Bağımsızlık Yolu: “Emekçilerin Kıbrıs’ı Bir Vatan Toprağı Olarak Sahiplenmeleri, “Buralı” Olmaları İçin Yeterlidir”

Bağımsızlık Yolu, Hüseyin Özgürgün’ün “Kıbrıs’ta Kıbrıslı yoktur, Türkler ve Yunanlar vardır” şeklinde yapmış olduğu açıklamaya ilişkin bir basın açıklaması yaptı

Bağımsızlık Yolu tarafından yapılan açıklamada, Özgürgün’ün “Kıbrıs’ta Kıbrıslı yoktur, Türkler ve Yunanlar vardır” sözünün, sağ zihniyetin yıllardan beridir yaratmaya çalıştığı “Kıbrıslılık-Türkiyelilik” ayrımının bir diğer yansıması olduğunun ve Kıbrıs’ın kuzeyinde yaşayan emekçilerin birleşmesini engellemeyi amaçladığının  altı çizildi.

Ayrıca Bağımsızlık Yolu’nun açıklamasında, “Kıbrıs’ın kuzeyindeki emekçilerin, nerde doğmuş ve nerden göç etmiş olurlarsa olsunlar, Kıbrıs’ı bir vatan toprağı olarak sahiplenmeleri “buralı” olmaları için yeterlidir. O yüzden biz, eğer Özgürgün’ün bu kimlik temelli ayrımcılık girişimine yine kimlik temelli bir cevap verirsek, sağ zihniyetin tuzağına düşmüş oluruz. Bu tuzağa düşmek yerine, emek temelli bir çizgide duruyoruz” dendi.

Bağımsızlık Yolu’nun basın açıklamasının tam metni şöyle:

Özgürgün’ün “Kıbrıs’ta Kıbrıslı yoktur, Türkler ve Yunanlar vardır” sözü, sağ zihniyetin yıllardan beridir yaratmaya çalıştığı “Kıbrıslılık-Türkiyelilik” ayrımının bir diğer yansımasıdır. Bu suni bir ayrımdır ve sağ zihniyetin bu ayrımı kaşımaya çalışmasının temelinde ise, Kıbrıs’ın kuzeyinde yaşayan emekçilerin birleşmesini engelleme amacı yatmaktadır. Kıbrıs’ın kuzeyindeki emekçilerin, nerde doğmuş ve nerden göç etmiş olurlarsa olsunlar, Kıbrıs’ı bir vatan toprağı olarak sahiplenmeleri “buralı” olmaları için yeterlidir. O yüzden biz, eğer Özgürgün’ün bu kimlik temelli ayrımcılık girişimine yine kimlik temelli bir cevap verirsek, sağ zihniyetin tuzağına düşmüş oluruz. Bu tuzağa düşmek yerine, emek temelli bir çizgide duruyoruz ve Özgürgün’e şu soruları yöneltiyoruz :

1 – İnşaatlarda ölen ya da yaralanan Türkiyeli göçmenlere karşı Özgürgün’ün kılı neden kıpırdamamaktadır, neden hiçbir önlem alınmamaktadır ?

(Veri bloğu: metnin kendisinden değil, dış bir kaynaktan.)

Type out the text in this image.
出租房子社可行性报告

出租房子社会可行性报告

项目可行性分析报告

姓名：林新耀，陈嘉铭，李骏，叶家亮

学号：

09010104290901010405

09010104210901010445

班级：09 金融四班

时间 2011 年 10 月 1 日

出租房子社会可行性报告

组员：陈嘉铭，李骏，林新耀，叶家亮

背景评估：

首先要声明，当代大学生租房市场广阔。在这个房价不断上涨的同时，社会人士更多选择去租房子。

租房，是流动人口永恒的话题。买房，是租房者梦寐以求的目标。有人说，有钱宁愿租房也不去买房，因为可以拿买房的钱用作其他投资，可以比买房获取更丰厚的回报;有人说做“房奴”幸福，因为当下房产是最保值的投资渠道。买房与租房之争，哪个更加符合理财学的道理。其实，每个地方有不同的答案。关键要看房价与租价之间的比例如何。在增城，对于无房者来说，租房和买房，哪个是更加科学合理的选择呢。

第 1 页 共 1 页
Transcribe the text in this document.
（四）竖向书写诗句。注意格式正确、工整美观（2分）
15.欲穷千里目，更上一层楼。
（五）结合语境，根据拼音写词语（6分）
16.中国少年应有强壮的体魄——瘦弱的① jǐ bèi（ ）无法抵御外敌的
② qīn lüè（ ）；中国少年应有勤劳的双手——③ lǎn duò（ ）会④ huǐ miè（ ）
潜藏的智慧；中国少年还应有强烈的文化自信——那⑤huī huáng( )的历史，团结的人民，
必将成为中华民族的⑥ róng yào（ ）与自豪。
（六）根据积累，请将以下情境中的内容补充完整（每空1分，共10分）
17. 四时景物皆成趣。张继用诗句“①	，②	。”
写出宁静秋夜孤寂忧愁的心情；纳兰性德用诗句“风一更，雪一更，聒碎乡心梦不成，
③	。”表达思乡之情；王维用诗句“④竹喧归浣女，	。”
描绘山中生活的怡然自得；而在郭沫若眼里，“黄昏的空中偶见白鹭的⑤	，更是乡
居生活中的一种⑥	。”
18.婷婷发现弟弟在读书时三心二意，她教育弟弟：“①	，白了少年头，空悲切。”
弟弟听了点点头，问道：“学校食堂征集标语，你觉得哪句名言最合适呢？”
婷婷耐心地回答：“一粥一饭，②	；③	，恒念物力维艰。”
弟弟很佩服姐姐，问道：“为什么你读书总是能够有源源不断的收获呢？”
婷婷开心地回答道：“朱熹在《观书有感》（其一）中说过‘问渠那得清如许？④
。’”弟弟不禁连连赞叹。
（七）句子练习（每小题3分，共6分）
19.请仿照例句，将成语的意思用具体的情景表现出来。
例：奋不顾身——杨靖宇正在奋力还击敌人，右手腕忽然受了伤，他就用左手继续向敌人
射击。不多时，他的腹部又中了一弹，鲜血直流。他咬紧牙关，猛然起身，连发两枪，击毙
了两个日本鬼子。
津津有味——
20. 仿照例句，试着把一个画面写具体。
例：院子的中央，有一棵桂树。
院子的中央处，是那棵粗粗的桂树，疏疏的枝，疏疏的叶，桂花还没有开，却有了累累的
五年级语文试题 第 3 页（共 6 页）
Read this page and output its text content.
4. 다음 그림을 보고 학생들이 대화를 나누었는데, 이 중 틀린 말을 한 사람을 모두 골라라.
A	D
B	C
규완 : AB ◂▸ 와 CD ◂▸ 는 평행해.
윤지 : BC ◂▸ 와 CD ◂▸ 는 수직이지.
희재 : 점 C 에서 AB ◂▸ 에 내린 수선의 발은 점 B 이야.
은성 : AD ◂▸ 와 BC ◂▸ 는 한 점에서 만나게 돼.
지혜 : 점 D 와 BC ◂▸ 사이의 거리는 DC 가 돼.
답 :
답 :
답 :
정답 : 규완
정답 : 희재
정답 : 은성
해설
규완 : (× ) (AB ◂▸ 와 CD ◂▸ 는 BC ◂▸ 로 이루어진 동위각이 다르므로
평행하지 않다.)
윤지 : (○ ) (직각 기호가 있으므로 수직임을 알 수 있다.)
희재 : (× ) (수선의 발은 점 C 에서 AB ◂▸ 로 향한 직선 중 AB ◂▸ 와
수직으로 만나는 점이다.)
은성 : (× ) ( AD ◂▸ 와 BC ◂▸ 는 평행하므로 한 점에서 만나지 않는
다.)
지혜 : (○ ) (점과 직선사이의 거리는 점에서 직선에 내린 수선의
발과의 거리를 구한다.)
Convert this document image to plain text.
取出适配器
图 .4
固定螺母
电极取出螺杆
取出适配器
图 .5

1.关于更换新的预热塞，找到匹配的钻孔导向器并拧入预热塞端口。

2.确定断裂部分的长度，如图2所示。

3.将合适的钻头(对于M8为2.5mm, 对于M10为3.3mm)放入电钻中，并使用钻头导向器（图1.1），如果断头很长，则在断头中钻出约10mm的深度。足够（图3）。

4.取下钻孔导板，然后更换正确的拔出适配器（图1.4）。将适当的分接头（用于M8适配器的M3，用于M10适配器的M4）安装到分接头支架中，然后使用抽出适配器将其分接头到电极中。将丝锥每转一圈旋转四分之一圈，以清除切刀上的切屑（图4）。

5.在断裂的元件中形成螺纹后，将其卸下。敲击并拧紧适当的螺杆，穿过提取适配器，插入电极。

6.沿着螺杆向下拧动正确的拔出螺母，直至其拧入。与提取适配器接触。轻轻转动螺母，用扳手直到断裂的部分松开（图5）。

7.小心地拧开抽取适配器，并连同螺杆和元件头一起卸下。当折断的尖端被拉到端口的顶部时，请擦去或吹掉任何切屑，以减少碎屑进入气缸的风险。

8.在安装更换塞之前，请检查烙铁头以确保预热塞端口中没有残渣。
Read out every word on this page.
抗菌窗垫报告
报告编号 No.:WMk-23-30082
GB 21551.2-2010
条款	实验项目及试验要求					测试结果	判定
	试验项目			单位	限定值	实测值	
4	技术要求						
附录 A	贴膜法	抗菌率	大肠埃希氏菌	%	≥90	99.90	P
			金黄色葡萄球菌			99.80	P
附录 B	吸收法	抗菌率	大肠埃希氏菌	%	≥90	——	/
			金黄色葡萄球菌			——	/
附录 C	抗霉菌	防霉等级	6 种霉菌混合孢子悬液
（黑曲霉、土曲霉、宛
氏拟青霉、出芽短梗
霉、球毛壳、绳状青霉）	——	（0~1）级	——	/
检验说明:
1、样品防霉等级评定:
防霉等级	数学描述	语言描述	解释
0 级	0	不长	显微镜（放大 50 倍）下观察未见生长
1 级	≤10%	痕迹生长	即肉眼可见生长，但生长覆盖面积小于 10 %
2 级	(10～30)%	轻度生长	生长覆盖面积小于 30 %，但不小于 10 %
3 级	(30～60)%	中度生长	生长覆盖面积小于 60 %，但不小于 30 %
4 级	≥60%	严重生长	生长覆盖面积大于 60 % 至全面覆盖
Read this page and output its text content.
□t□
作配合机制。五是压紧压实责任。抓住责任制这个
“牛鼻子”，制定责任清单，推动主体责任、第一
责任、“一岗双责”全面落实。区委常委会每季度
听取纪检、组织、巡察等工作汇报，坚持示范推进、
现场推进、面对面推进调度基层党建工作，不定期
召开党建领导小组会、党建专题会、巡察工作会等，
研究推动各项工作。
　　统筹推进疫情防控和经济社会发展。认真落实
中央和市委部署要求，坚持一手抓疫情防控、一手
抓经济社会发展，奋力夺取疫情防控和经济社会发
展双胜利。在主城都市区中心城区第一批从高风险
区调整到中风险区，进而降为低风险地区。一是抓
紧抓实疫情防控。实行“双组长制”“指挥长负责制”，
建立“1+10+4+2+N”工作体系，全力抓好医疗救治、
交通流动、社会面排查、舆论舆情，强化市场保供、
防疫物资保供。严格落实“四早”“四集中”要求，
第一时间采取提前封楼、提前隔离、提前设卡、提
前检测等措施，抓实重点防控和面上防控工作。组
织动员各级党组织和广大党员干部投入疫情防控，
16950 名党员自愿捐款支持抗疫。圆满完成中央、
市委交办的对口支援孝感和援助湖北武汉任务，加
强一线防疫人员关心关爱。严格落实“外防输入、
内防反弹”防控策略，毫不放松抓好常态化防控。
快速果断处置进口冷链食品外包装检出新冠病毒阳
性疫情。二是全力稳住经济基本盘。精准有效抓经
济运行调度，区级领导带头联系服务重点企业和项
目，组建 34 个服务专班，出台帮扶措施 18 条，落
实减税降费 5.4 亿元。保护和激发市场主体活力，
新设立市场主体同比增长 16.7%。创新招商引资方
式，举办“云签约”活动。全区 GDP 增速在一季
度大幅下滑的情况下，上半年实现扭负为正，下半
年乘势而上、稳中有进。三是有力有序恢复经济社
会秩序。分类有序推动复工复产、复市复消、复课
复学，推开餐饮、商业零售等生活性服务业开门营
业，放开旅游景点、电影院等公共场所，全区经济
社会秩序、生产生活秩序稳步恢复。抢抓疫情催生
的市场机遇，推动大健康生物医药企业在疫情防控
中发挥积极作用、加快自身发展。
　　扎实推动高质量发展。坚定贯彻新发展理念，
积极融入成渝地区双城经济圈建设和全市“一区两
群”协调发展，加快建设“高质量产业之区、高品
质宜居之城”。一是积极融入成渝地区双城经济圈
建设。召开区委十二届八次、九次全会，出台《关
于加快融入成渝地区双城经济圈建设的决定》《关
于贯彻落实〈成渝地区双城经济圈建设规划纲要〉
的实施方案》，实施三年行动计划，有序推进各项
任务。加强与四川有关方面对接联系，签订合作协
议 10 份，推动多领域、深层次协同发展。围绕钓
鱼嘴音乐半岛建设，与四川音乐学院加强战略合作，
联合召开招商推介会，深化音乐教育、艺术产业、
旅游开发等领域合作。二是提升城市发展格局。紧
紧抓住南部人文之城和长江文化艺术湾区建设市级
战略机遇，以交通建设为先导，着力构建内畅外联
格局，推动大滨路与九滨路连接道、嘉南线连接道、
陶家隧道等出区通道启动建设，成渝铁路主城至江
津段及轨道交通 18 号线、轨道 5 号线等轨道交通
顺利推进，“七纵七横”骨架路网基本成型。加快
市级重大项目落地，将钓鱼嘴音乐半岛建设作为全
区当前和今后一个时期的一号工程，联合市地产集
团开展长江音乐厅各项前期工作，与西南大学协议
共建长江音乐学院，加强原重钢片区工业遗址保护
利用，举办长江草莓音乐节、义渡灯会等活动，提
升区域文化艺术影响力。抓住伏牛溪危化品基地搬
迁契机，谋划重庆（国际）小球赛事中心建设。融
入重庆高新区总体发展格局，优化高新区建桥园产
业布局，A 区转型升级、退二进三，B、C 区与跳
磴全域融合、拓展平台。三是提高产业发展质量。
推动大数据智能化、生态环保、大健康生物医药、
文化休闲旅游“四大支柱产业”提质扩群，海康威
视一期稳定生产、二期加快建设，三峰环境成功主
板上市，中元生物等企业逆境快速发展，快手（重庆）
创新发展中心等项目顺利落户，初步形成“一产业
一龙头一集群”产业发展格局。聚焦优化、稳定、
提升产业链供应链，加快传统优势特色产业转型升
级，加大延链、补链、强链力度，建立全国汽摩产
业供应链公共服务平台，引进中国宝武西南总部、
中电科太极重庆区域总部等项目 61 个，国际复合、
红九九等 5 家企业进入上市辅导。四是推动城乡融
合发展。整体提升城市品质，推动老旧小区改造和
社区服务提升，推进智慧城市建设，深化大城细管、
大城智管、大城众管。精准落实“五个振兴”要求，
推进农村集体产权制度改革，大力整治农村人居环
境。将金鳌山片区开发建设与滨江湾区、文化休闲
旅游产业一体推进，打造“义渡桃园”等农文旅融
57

2 – Kurye olarak motorların üstünde, sırf patronları daha çok kâr etsin diye yollarda canını veren ya da kaza yapan Türkiyeli göçmen emekçilere vatan millet edebiyatı dışında söyleyeceği bir şey yok mudur ?

3 – Ülkemizdeki Türkiye göçmenlerinin çoğu, sermaye sahipleri tarafından ucuz işgücü olarak görülmekte, en düşük ücretlere ve en güvencesiz koşullarda sömürülmektedirler. Önemli bir kısmı ise, kayıtdışı olarak vahşi bir sömürü düzeni altında çalıştırılmaktadır. Özgürgün hükümeti sermaye sahiplerinin yanında saf tutup bu sömürüyü desteklerken, Türklük adı altında bu emekçilerin gerçek sorunlarını neden gizlemeye çalışıyor ?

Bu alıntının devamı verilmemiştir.